I decided to come up with a puzzle for my friends at lunch today, and it seems to be much more complicated then I would have ever imagined. Here's the puzzle:
A rook is located at the top left corner of a $4\times4$ chessboard, as shown (image 1).
At any given point, the rook only has two legal moves:
- Move down 1 square
- Move right 1 square
The rook cannot move diagonally. The rook cannot move up or left.
Here's the puzzle: how many distinct paths can the rook take to get to the bottom right corner (Point A)?
I quickly realized that counting all the paths would work, but it would be a pain to keep track of all of them. So I spent a lot of time confused, but after a while, I found a pretty elegant solution (image 2).

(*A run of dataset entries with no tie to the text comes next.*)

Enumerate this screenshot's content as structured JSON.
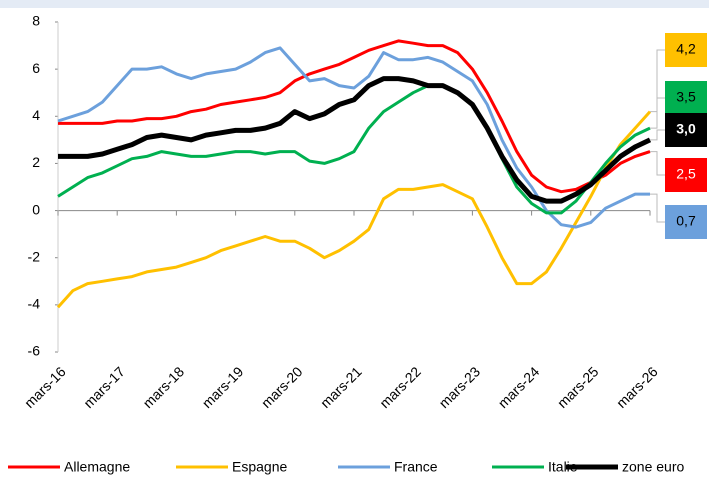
{
  "chart_data": {
    "type": "line",
    "categories": [
      "mars-16",
      null,
      null,
      null,
      "mars-17",
      null,
      null,
      null,
      "mars-18",
      null,
      null,
      null,
      "mars-19",
      null,
      null,
      null,
      "mars-20",
      null,
      null,
      null,
      "mars-21",
      null,
      null,
      null,
      "mars-22",
      null,
      null,
      null,
      "mars-23",
      null,
      null,
      null,
      "mars-24",
      null,
      null,
      null,
      "mars-25",
      null,
      null,
      null,
      "mars-26"
    ],
    "series": [
      {
        "name": "Allemagne",
        "color": "#ff0000",
        "last_label": "2,5",
        "values": [
          3.7,
          3.7,
          3.7,
          3.7,
          3.8,
          3.8,
          3.9,
          3.9,
          4.0,
          4.2,
          4.3,
          4.5,
          4.6,
          4.7,
          4.8,
          5.0,
          5.5,
          5.8,
          6.0,
          6.2,
          6.5,
          6.8,
          7.0,
          7.2,
          7.1,
          7.0,
          7.0,
          6.7,
          6.0,
          5.0,
          3.8,
          2.5,
          1.5,
          1.0,
          0.8,
          0.9,
          1.2,
          1.5,
          2.0,
          2.3,
          2.5
        ]
      },
      {
        "name": "Espagne",
        "color": "#ffc000",
        "last_label": "4,2",
        "values": [
          -4.1,
          -3.4,
          -3.1,
          -3.0,
          -2.9,
          -2.8,
          -2.6,
          -2.5,
          -2.4,
          -2.2,
          -2.0,
          -1.7,
          -1.5,
          -1.3,
          -1.1,
          -1.3,
          -1.3,
          -1.6,
          -2.0,
          -1.7,
          -1.3,
          -0.8,
          0.5,
          0.9,
          0.9,
          1.0,
          1.1,
          0.8,
          0.5,
          -0.7,
          -2.0,
          -3.1,
          -3.1,
          -2.6,
          -1.6,
          -0.5,
          0.6,
          1.8,
          2.8,
          3.5,
          4.2
        ]
      },
      {
        "name": "France",
        "color": "#6ca0dc",
        "last_label": "0,7",
        "values": [
          3.8,
          4.0,
          4.2,
          4.6,
          5.3,
          6.0,
          6.0,
          6.1,
          5.8,
          5.6,
          5.8,
          5.9,
          6.0,
          6.3,
          6.7,
          6.9,
          6.2,
          5.5,
          5.6,
          5.3,
          5.2,
          5.7,
          6.7,
          6.4,
          6.4,
          6.5,
          6.3,
          5.9,
          5.5,
          4.5,
          3.0,
          1.8,
          1.0,
          0.0,
          -0.6,
          -0.7,
          -0.5,
          0.1,
          0.4,
          0.7,
          0.7
        ]
      },
      {
        "name": "Italie",
        "color": "#00b050",
        "last_label": "3,5",
        "values": [
          0.6,
          1.0,
          1.4,
          1.6,
          1.9,
          2.2,
          2.3,
          2.5,
          2.4,
          2.3,
          2.3,
          2.4,
          2.5,
          2.5,
          2.4,
          2.5,
          2.5,
          2.1,
          2.0,
          2.2,
          2.5,
          3.5,
          4.2,
          4.6,
          5.0,
          5.3,
          5.3,
          5.0,
          4.5,
          3.5,
          2.2,
          1.0,
          0.3,
          -0.1,
          -0.1,
          0.4,
          1.2,
          2.0,
          2.7,
          3.2,
          3.5
        ]
      },
      {
        "name": "zone euro",
        "color": "#000000",
        "last_label": "3,0",
        "values": [
          2.3,
          2.3,
          2.3,
          2.4,
          2.6,
          2.8,
          3.1,
          3.2,
          3.1,
          3.0,
          3.2,
          3.3,
          3.4,
          3.4,
          3.5,
          3.7,
          4.2,
          3.9,
          4.1,
          4.5,
          4.7,
          5.3,
          5.6,
          5.6,
          5.5,
          5.3,
          5.3,
          5.0,
          4.5,
          3.5,
          2.3,
          1.3,
          0.6,
          0.4,
          0.4,
          0.7,
          1.1,
          1.7,
          2.3,
          2.7,
          3.0
        ]
      }
    ],
    "ylim": [
      -6,
      8
    ],
    "yticks": [
      -6,
      -4,
      -2,
      0,
      2,
      4,
      6,
      8
    ],
    "grid": false
  }
}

All of the paths (that the rook can take) must pass through exactly one of the following points: $B, C, D$, or $E$ (see image). And so tracking all of the paths gets much easier – you just have to add up the valid paths that pass through each letter.
Only 1 path can pass through B – since the rook has to hug the wall to get to Point B. And by symmetry, only 1 path can pass through E. Point C gets a bit trickier. From the rook's starting position, the rook has 3 ways to get to C – and from C, the rook has $3$ ways to get to $A$. So we multiply $3\times 3$, so we have 9 paths through C. And by symmetry, we also have 9 paths through D.

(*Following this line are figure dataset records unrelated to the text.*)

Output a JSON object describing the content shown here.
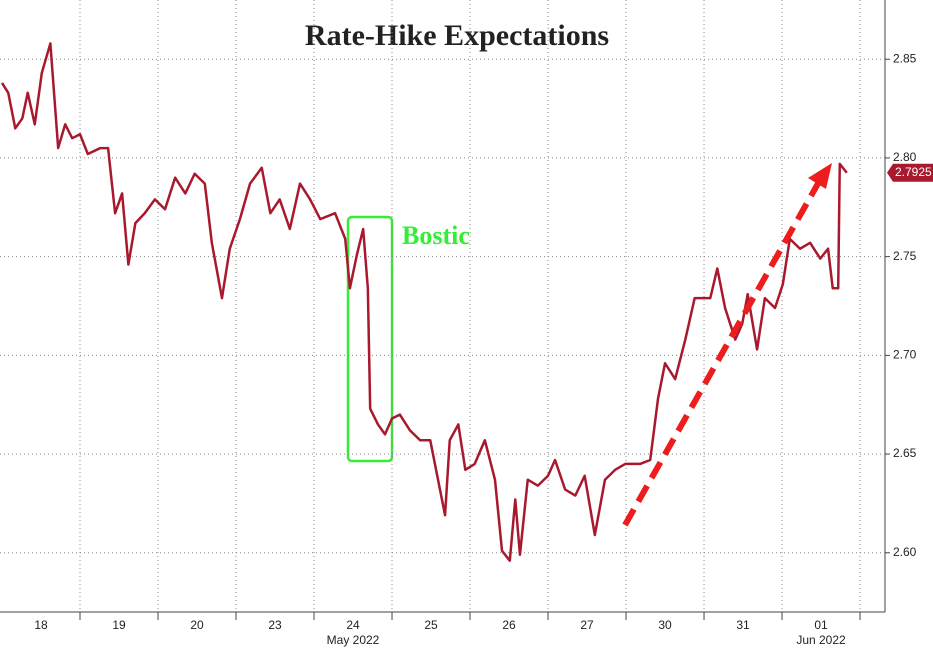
{
  "chart_data": {
    "type": "line",
    "title": "Rate-Hike Expectations",
    "annotation": "Bostic",
    "xlim": [
      0,
      11.32
    ],
    "xticks": [
      {
        "value": 0.5,
        "label": "18"
      },
      {
        "value": 1.5,
        "label": "19"
      },
      {
        "value": 2.5,
        "label": "20"
      },
      {
        "value": 3.5,
        "label": "23"
      },
      {
        "value": 4.5,
        "label": "24"
      },
      {
        "value": 5.5,
        "label": "25"
      },
      {
        "value": 6.5,
        "label": "26"
      },
      {
        "value": 7.5,
        "label": "27"
      },
      {
        "value": 8.5,
        "label": "30"
      },
      {
        "value": 9.5,
        "label": "31"
      },
      {
        "value": 10.5,
        "label": "01"
      }
    ],
    "month_labels": [
      {
        "value": 4.5,
        "label": "May 2022"
      },
      {
        "value": 10.5,
        "label": "Jun 2022"
      }
    ],
    "xgrid": [
      1,
      2,
      3,
      4,
      5,
      6,
      7,
      8,
      9,
      10,
      11
    ],
    "ylim": [
      2.57,
      2.88
    ],
    "yticks": [
      {
        "value": 2.6,
        "label": "2.60"
      },
      {
        "value": 2.65,
        "label": "2.65"
      },
      {
        "value": 2.7,
        "label": "2.70"
      },
      {
        "value": 2.75,
        "label": "2.75"
      },
      {
        "value": 2.8,
        "label": "2.80"
      },
      {
        "value": 2.85,
        "label": "2.85"
      }
    ],
    "grid": true,
    "series": [
      {
        "color": "#a8192e",
        "x": [
          0,
          0.08,
          0.17,
          0.26,
          0.33,
          0.42,
          0.51,
          0.62,
          0.72,
          0.81,
          0.9,
          1.0,
          1.1,
          1.26,
          1.36,
          1.45,
          1.54,
          1.62,
          1.71,
          1.83,
          1.96,
          2.09,
          2.22,
          2.35,
          2.47,
          2.6,
          2.69,
          2.82,
          2.92,
          3.05,
          3.18,
          3.33,
          3.44,
          3.56,
          3.69,
          3.82,
          3.95,
          4.08,
          4.27,
          4.4,
          4.46,
          4.55,
          4.63,
          4.69,
          4.72,
          4.82,
          4.91,
          5.0,
          5.1,
          5.23,
          5.36,
          5.49,
          5.59,
          5.68,
          5.74,
          5.85,
          5.94,
          6.06,
          6.19,
          6.32,
          6.41,
          6.51,
          6.58,
          6.64,
          6.74,
          6.87,
          7.0,
          7.09,
          7.22,
          7.35,
          7.47,
          7.6,
          7.73,
          7.86,
          7.99,
          8.18,
          8.31,
          8.41,
          8.5,
          8.63,
          8.76,
          8.88,
          9.08,
          9.17,
          9.27,
          9.4,
          9.49,
          9.56,
          9.68,
          9.78,
          9.91,
          10.01,
          10.1,
          10.23,
          10.36,
          10.49,
          10.59,
          10.65,
          10.72,
          10.74,
          10.83
        ],
        "values": [
          2.838,
          2.833,
          2.815,
          2.82,
          2.833,
          2.817,
          2.843,
          2.858,
          2.805,
          2.817,
          2.81,
          2.812,
          2.802,
          2.805,
          2.805,
          2.772,
          2.782,
          2.746,
          2.767,
          2.772,
          2.779,
          2.774,
          2.79,
          2.782,
          2.792,
          2.787,
          2.757,
          2.729,
          2.754,
          2.769,
          2.787,
          2.795,
          2.772,
          2.779,
          2.764,
          2.787,
          2.779,
          2.769,
          2.772,
          2.759,
          2.734,
          2.751,
          2.764,
          2.734,
          2.673,
          2.665,
          2.66,
          2.668,
          2.67,
          2.662,
          2.657,
          2.657,
          2.637,
          2.619,
          2.657,
          2.665,
          2.642,
          2.645,
          2.657,
          2.637,
          2.601,
          2.596,
          2.627,
          2.599,
          2.637,
          2.634,
          2.639,
          2.647,
          2.632,
          2.629,
          2.639,
          2.609,
          2.637,
          2.642,
          2.645,
          2.645,
          2.647,
          2.678,
          2.696,
          2.688,
          2.708,
          2.729,
          2.729,
          2.744,
          2.724,
          2.708,
          2.716,
          2.731,
          2.703,
          2.729,
          2.724,
          2.736,
          2.759,
          2.754,
          2.757,
          2.749,
          2.754,
          2.734,
          2.734,
          2.797,
          2.7925
        ]
      }
    ]
  }
}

So in total, for a 4x4 board, we have 20 valid paths from the top left corner to A.
Now, there's also the case of the $2\times2$ and $3\times3$ chessboards, with the same setup (rook in top left, A in bottom right). Finding the valid paths for a 2x2 board is trivial – there are only 2 valid paths. And you can pretty easily count the valid paths for a 3x3 board: there are 6 valid paths. (I'm gonna disregard a $1\times1$ board, because there isn't really a "path".)

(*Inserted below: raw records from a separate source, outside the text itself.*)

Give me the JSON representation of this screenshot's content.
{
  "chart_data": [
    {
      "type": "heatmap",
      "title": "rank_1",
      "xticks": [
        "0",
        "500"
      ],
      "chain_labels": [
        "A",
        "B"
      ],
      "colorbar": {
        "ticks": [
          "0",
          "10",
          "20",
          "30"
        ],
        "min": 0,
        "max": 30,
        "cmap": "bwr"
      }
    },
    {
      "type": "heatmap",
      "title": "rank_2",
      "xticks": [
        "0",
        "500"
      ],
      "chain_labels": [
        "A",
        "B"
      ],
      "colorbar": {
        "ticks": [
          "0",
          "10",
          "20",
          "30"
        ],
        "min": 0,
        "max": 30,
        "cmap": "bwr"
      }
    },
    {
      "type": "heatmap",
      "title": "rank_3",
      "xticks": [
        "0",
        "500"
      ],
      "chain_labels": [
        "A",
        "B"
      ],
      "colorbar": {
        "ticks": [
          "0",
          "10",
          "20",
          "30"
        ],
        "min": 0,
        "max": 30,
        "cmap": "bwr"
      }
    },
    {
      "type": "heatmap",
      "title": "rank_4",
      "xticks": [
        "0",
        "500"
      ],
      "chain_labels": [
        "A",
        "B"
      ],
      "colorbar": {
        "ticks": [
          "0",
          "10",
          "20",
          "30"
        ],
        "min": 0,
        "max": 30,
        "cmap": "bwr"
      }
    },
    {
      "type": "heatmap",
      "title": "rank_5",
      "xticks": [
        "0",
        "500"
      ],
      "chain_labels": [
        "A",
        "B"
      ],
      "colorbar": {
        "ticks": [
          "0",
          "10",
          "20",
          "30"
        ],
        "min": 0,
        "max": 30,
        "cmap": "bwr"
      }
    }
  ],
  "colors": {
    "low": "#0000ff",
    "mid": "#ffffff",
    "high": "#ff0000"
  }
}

So for a square chessboard of dimensions $N\times N$, the rook has a certain number of valid paths:
| N | Valid Paths |
|---|---|
| 2 | 2 |
| 3 | 6 |
| 4 | 20 |
Now, you could just use the method I described earlier for finding the number of valid paths for a NxN board. But that's long and time-consuming, especially as N increases. So I had ChatGPT write me a bit of Python code (which it did):
def count_paths(N):
dp = [[0 for _ in range(N)] for _ in range(N)]
dp[0][0] = 1
for i in range(N):
dp[i][0] = 1
dp[0][i] = 1
for i in range(1, N):
for j in range(1, N):
dp[i][j] = dp[i-1][j] + dp[i][j-1]
return dp[N-1][N-1]
Now I'm not very good at Python, so I don't really know what ChatGPT is doing – but when I asked it to return 'count_paths(4)', it gave me the correct answer of 20. And it gave me the correct answer for 'count_paths(3)' [which is 6] and 'count_paths(2)' [which is 2] – so I guess the code works.
Also, I didn't want to manually input 'count_paths(N)' and manually put those entries into a table. So I slapped the code into a Python compiler, and added this line to the code that ChatGPT wrote:
for i in range(2, 20):
print(i, count_paths(i), round(count_paths(i)/count_paths(i - 1), 7))
So what's going on here? Well, for 2 ≤ N ≤ 19, I made the program output N, the number of valid paths for an NxN board, and the ratio of count_paths(N) / count_paths(N - 1) [rounded to 7 decimal places]. Here's the output:
| N | Valid Paths | Ratio |
|---|---|---|
| 2 | 2 | 2.0 |
| 3 | 6 | 3.0 |
| 4 | 20 | 3.3333333 |
| 5 | 70 | 3.5 |
| 6 | 252 | 3.6 |
| 7 | 924 | 3.6666667 |
| 8 | 3432 | 3.7142857 |
| 9 | 12870 | 3.75 |
| 10 | 48620 | 3.7777778 |
| 11 | 184756 | 3.8 |
| 12 | 705432 | 3.8181818 |
| 13 | 2704156 | 3.8333333 |
| 14 | 10400600 | 3.8461538 |
| 15 | 40116600 | 3.8571429 |
| 16 | 155117520 | 3.8666667 |
| 17 | 601080390 | 3.875 |
| 18 | 2333606220 | 3.8823529 |
| 19 | 9075135300 | 3.8888889 |
So as you can see, the valid paths for an NxN board gets really big, really fast. That's what happens whenever you have an exponential function like this.
But what's the pattern here?
The ratio doesn't follow any common patterns. Not the Fibonacci sequence, not a typical pattern, not an algebraic rule. Nothing. Maybe ChatGPT hallucinated and created incorrect code?
Notice that the ratio gradually increases – but it doesn't seem to increase beyond 4. And this holds true if you change 'for i in range(2, 20)' to 'for i in range(2, 100)'. The ratio seems to asymptote at 4, which is super strange.
What is going on here? Why does the ratio asymptote at 4? Why does this seemingly simple question so complicated?